Читаем Язычник [litres] полностью

С кормы, когда он зашел в тень, отсеченную от прожектора, стало видно громады сопок слева, отсекавших неровную долю от звездного неба, темных и оттого рождающих что-то жутковатое в душе, – была перед ним сама сила земли, ее мощь, вздымавшаяся на километры. Траулер стоял у глухой северной стороны острова, где не было погранзастав. Денис Григорьевич на минуту остановился, стал смотреть на темные силуэты сопок и в одном, похоже, месте, только в одном, заметил крохотной искрой мерцающий огонек. И если бы не так низко лежал огонек и над ним не возвышались силуэты сопок, его можно было принять за опустившуюся к горизонту звездочку. «Костер, наверное, – подумал Денис Григорьевич. – Ну да, костер, больше нечему…» И еще подумал, что опыт его совсем стал расходиться с воображением.
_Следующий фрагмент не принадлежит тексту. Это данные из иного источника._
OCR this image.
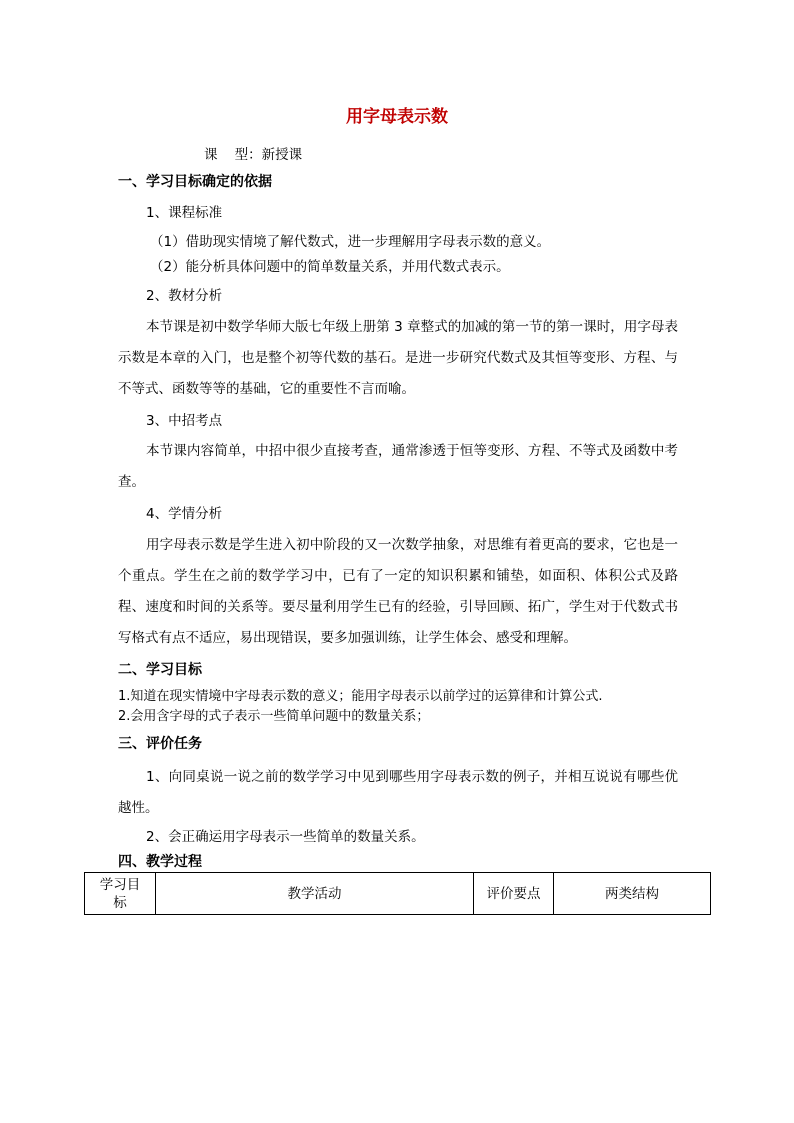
用字母表示数
课    型：新授课
一、学习目标确定的依据
1、课程标准
（1）借助现实情境了解代数式，进一步理解用字母表示数的意义。
（2）能分析具体问题中的简单数量关系，并用代数式表示。
2、教材分析
本节课是初中数学华师大版七年级上册第 3 章整式的加减的第一节的第一课时，用字母表示数是本章的入门，也是整个初等代数的基石。是进一步研究代数式及其恒等变形、方程、与不等式、函数等等的基础，它的重要性不言而喻。
3、中招考点
本节课内容简单，中招中很少直接考查，通常渗透于恒等变形、方程、不等式及函数中考查。
4、学情分析
用字母表示数是学生进入初中阶段的又一次数学抽象，对思维有着更高的要求，它也是一个重点。学生在之前的数学学习中，已有了一定的知识积累和铺垫，如面积、体积公式及路程、速度和时间的关系等。要尽量利用学生已有的经验，引导回顾、拓广，学生对于代数式书写格式有点不适应，易出现错误，要多加强训练，让学生体会、感受和理解。
二、学习目标
1.知道在现实情境中字母表示数的意义；能用字母表示以前学过的运算律和计算公式.
2.会用含字母的式子表示一些简单问题中的数量关系；
三、评价任务
1、向同桌说一说之前的数学学习中见到哪些用字母表示数的例子，并相互说说有哪些优越性。
2、会正确运用字母表示一些简单的数量关系。
四、教学过程
学习目标	教学活动	评价要点	两类结构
Воображение хотело видеть в ночном огоньке таинственность и целое царство чудес вокруг, а опыт успокаивал до пресного знания, что подберись к огоньку ближе и встретишь уставших, заросших щетиной рыбаков либо сумасшедшую экспедицию орнитологов, ихтиологов, вулканологов или еще каких-нибудь землекопателей и живодеров, которым все неймется, все жаждется помотаться по свету с палатками, понабить мозолей на городских ручках, постирать пятки в кровь.

Денис Григорьевич подошел к моторной шлюпке, кинул внутрь туго набитый мешок, стал помогать боцману крутить лебедку. Сонный матросик, сидя на банке в шлюпке, багром отталкивался от борта судна. Но шлюпка все равно раза два слегка приложилась к корпусу. Первый раз боцман смолчал, после второго касания сказал вяло, все еще по-прежнему в силу инерции, просто потому, что уже нельзя было не сказать:

– Удерживай, тетеря кудлатая. – Сказал, закругляя речь матерком, который в его жизни давно стал даже не обязательным набором междометий, а больше его опознавательным знаком, таким, как древний китель или мятая линяло-серая фуражка. Но матрос, совсем еще пацан, не сильно реагировал, пробурчал в ответ под нос что-то сонное, неслышное, только угадываемое. – Я вот тебе щас дам – говорить мне такое, сопля телячья… – Геннадий Ефимыч был, однако, беззлобен.

Денис Григорьевич спустился по штормтрапу в шлюпку и велел парню лезть назад. Тот без рассуждений – не очень он и был расположен в три часа ночи отправляться неведомо куда – поднялся наверх.

– Эт вы чего один? – спросил боцман сверху.

– Да, один.

– А… – вяло сказал боцман. Сказал с тем согласием – не покорностью, а именно согласием, доверием, что если бы капитан решил пустить шлюпку по морю и без людей, то он и с этим бы согласился, потому что так нужно было капитану.

Денис Григорьевич отдал гаши, отпихнулся посильнее багром, так, что шлюпка, уйдя из-под нависавшего над ней железного корпуса, сразу оказалась на воле, ее стало возносить и плавно опускать, и опять возносить, вокруг хлюпало торопливыми поцелуйчиками, и было еще слышно, как по соседству хлюпает под судном, но размеренно и редко, будто с ним море целовалось взасос. Денис Григорьевич полез на корму, протиснулся мимо кучей наваленного брезента, прошел к рулю, стал включать стартер, и двигатель сразу, с первых оборотов, поддался ключу. «Хороший мотор, – подумал Денис Григорьевич. – На таком моторе при желании можно и пятьсот миль отмахать…» Напоследок он еще оглянулся, увидел две равнодушные головы над бортом судна, косо уходящий в сторону и чуть вниз свет от прожектора и почувствовал краткое сомнение, сжавшееся комом в груди. Но отвернулся и больше уже не смотрел в ту сторону.

Берег не нарастал и не приближался – никаких границ берега и океана не было видно, – мрак лежал внизу, только брызгало звездными искрами и снизу, и сверху. Но силуэты сопок и огромный конус вулкана стали еще четче. Шлюпка взмывала на волнах, а потом плюхалась смачно, скользко и опять взмывала, а Денис Григорьевич не мог понять, быстро или медленно он движется, восточный ветер со спины не нагонял его, и скакала шлюпка без ветра.